Chris Scullion is vice chair of the club board of directors. The club is growing steadily from one year to the next, he says. “Every year, we get another 10 or 12. We had close to 90 kids playing last week.”
Although another purpose of the club is to make kids and their families more aware of their Irish heritage, not all the kids are Irish-American, he adds. Many from other ethnic groups and nationalities come along with their Irish-American friends and are drawn in. The club recruits new players through word of mouth and by lawn signs throughout the area.
Gaelic football is always the more popular sport.
“Hurling is a little bit more difficult to learn. Hurling takes a lot more coordination. With football, they can just jump right in,” he says. “Once they learn it, they love it.”
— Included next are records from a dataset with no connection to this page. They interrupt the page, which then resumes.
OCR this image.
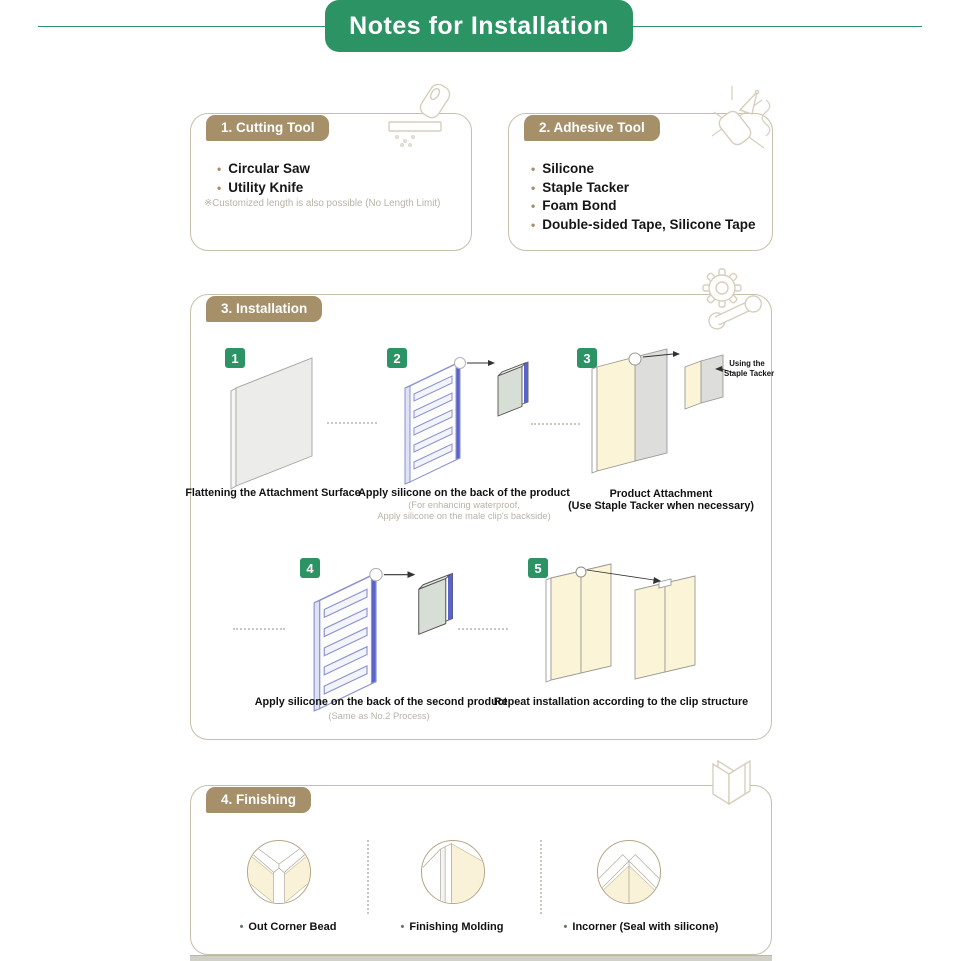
Notes for Installation
1. Cutting Tool
• Circular Saw
• Utility Knife
※Customized length is also possible (No Length Limit)
2. Adhesive Tool
• Silicone
• Staple Tacker
• Foam Bond
• Double-sided Tape, Silicone Tape
3. Installation
1	2	3
4	5
Using the
Staple Tacker
Flattening the Attachment Surface
Apply silicone on the back of the product
(For enhancing waterproof,
Apply silicone on the male clip's backside)
Product Attachment
(Use Staple Tacker when necessary)
Apply silicone on the back of the second product
(Same as No.2 Process)
Repeat installation according to the clip structure
4. Finishing
• Out Corner Bead	• Finishing Molding	• Incorner (Seal with silicone)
Which is not to say kids who play hurling don’t have their own enthusiasm for the game. “For most of them, hurling is a real passion once they start to learn it. We get a lot of kids who have played baseball (the game bears some similarities) and they pick it up right away.”
The season begins in earnest for all sports on May 1, when the games—intramural in nature—begin on the Ambler campus of Temple University on Wednesday and Friday nights. On Father’s Day weekend, there’s a tournament that draws other youth clubs.
All of this practice and game laying is preparation for the Continental Youth Championships, which this year will be held in Philadelphia.